Markus Jobst gab zunächst einen groben Überblick über sein derzeitiges Engagement im Bereich Freudenberg. Aktuell gehe es um Bandbreiten im Bereich 60 bis 100 Mega-Bit pro Sekunde (Mbit/s). Die Orte im Versorgungsgebiet seiner Firma werden mit Richtfunkstrecken mit einer Bandbreite von zehn Gigabit (GB) gespeist. Künftig will sich Jobst verstärkt auf den Ausbau mit Glasfasertechnologie konzentrieren. Hier sollen teilweise eigenwirtschaftliche gebaute Glasfaserstrecken die Richtfunkversorgung ablösen. In der Gemeinde Freudenberg solle dies zuerst im Bereich Paulsdorf/Hiltersdorf umgesetzt werden, da dort Synergien bei Baumaßnahmen im Rahmen des Höfeprogramms genutzt werden könnten.
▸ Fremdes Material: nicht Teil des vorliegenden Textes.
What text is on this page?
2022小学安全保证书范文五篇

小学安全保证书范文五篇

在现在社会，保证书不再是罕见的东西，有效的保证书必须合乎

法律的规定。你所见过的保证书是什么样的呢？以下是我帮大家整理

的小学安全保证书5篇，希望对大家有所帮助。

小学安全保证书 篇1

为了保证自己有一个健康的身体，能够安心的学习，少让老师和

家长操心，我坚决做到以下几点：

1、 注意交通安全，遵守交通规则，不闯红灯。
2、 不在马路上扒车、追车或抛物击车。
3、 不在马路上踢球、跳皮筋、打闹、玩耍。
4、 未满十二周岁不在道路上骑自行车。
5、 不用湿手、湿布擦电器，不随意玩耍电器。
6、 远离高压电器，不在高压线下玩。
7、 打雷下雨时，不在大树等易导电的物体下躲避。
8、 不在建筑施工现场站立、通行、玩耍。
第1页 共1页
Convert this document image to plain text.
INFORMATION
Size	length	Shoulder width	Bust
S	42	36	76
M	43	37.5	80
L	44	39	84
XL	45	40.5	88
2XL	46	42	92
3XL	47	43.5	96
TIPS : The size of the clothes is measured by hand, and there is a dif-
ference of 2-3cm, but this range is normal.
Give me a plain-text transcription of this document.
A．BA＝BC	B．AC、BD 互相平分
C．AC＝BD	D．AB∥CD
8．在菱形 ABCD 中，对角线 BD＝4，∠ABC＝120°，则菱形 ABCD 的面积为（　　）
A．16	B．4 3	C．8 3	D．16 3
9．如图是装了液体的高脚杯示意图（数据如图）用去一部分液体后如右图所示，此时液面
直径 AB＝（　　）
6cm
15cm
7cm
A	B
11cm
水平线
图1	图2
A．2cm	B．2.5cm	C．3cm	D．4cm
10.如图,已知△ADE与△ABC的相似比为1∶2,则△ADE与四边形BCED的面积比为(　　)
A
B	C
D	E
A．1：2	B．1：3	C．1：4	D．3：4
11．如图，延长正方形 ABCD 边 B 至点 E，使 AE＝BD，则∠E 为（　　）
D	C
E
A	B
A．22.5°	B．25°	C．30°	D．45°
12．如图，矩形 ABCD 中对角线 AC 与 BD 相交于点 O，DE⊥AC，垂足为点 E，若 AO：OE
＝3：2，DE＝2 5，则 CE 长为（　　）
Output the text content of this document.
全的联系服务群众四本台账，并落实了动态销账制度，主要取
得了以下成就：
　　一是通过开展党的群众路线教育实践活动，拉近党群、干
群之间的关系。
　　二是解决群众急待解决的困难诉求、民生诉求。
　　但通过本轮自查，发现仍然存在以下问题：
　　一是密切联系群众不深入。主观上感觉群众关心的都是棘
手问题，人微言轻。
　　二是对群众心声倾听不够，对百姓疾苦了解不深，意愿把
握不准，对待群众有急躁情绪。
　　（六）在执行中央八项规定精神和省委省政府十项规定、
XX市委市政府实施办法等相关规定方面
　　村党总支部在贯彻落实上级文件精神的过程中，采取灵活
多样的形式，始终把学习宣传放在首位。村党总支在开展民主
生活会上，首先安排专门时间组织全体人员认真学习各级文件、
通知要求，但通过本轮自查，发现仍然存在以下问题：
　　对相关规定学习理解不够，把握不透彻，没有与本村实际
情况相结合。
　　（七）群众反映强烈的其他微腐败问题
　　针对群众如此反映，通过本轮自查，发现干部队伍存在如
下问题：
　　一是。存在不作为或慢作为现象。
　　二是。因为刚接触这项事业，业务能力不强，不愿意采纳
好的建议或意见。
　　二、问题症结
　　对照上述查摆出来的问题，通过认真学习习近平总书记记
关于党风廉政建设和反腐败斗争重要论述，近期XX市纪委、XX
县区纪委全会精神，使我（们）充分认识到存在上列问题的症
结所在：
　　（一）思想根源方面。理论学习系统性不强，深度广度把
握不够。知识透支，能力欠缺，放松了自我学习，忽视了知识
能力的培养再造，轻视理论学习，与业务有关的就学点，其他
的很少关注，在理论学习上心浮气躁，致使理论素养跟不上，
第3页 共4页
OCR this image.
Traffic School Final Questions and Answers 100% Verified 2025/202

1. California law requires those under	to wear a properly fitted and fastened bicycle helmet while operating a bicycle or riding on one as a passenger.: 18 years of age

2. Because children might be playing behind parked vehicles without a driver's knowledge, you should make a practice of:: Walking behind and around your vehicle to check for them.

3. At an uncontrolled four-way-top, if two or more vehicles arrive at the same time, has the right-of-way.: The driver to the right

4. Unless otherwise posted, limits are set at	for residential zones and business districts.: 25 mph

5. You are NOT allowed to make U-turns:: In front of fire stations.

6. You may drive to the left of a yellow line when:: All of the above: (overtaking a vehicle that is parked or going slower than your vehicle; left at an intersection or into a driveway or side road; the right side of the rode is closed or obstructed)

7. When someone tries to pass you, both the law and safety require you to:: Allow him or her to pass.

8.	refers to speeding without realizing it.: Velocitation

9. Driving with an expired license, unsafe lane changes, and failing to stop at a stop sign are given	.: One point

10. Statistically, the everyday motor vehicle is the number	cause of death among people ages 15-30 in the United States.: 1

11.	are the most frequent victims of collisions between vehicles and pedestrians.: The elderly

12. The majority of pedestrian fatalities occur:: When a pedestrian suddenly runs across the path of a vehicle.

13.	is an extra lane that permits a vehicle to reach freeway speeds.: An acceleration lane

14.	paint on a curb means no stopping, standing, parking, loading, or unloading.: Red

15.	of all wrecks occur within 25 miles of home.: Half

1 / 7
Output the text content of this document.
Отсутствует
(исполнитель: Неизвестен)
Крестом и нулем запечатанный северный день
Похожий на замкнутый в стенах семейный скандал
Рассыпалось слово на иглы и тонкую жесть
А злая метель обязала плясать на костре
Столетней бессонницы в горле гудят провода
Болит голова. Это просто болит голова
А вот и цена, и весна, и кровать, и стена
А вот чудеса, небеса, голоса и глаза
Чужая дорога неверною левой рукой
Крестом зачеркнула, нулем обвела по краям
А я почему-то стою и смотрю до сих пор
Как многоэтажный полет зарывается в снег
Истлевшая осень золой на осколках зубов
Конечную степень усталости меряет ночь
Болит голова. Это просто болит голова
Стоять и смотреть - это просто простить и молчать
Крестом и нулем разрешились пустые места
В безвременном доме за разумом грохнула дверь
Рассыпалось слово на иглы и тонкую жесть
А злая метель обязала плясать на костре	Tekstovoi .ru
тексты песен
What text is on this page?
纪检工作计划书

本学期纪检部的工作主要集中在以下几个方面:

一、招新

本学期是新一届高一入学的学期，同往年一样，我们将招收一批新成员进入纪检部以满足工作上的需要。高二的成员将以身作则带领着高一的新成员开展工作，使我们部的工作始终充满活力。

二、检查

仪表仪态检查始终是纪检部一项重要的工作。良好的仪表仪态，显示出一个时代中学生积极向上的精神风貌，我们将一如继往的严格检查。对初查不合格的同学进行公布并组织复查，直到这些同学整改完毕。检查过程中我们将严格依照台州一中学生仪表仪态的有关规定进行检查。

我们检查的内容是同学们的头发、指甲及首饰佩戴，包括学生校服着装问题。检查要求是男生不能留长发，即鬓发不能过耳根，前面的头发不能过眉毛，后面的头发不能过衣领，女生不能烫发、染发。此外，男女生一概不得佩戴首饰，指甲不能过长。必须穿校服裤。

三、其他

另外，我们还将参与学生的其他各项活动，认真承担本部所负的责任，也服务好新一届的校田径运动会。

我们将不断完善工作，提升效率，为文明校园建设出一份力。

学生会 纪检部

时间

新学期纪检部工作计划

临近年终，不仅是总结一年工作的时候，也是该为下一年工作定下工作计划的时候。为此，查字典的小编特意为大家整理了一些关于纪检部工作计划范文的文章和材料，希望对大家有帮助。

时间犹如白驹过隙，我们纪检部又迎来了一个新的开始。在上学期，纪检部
Markus Jobst gab zu bedenken, dass auch unvorteilhafte Kombination von Routern/Repeatern und der eingesetzten Technik im Heimnetz nicht selten zu negativen Auswirkungen auf die Bandbreite führen. Um die Stabilität des Netzes zu verbessern werde in den nächsten Wochen die zentrale Routingtechnolgie erneuert. Darüber hinaus würden Funkstrecken umgebaut und technisch optimiert, um mehr Bandbreite ins Versorgungsgebiet zu bekommen, versprach er. Auch die Zuschaltung neuer Glasfaserstrecken in den nächsten Monaten werde zu besseren Leistungen im Netz führen.

Als Chance sieht Jobst das Programm der Gigabit-Förderung, was bedeutet, dass Glasfaser ins Haus gelegt wird. Diese Art des Ausbaus sei mit erheblichen Kosten verbunden, es stünden Investitionen in Millionenhöhe im Raum, aber auch hohe Fördersätze. Mit diesem Ausbau kämen erhebliche Kosten auf die Kommunen zu. Eine reine Ablösung der Richtfunktechnik durch Glasfaser/Vectoring an die bestehenden Verteilerkästen, was eine Bandbreite von 100 MBit/s bedeuten würde, sei nach heutigem Stand über das Gigabit-Programm nicht förderfähig. Markus Jobst appellierte an die Kommunen, bei Baumaßnahmen immer Leerrohre mit zu verlegen – Bürgermeister Alwin Märkl dazu: „Das machen wir sowieso schon seit Jahren.“

Die Gemeinderäte nutzten die Gelegenheit, Störungen im Versorgungsbereich Aschach und Schwachstellen in Lintach anzusprechen. In diesem Zusammenhang wies Markus Jobst darauf hin, dass untertags während der Zeiten von Homeoffice/-schooling grundsätzlich ausreichend Kapazitäten im Netz vorhanden seien, um eine stabile Versorgung gewährleisten zu können. Am späten Nachmittag und abends sei pandemiebedingt ein höherer Bedarf an Bandbreite festzustellen. "Dies bringt aktuell das Netz an die Grenzen seiner Leistungsfähigkeit", sagte er. Mit dieser Herausforderung in der Prime-Time hätten alle Versorger zu kämpfen, Störungen seien nicht von heute auf morgen abzustellen.

Derzeit werden Orte in der Gemeinde Freudenberg, wie hier in Aschach, mit Richtfunkstrecken mit einer Bandbreite von 10 GB gespeist.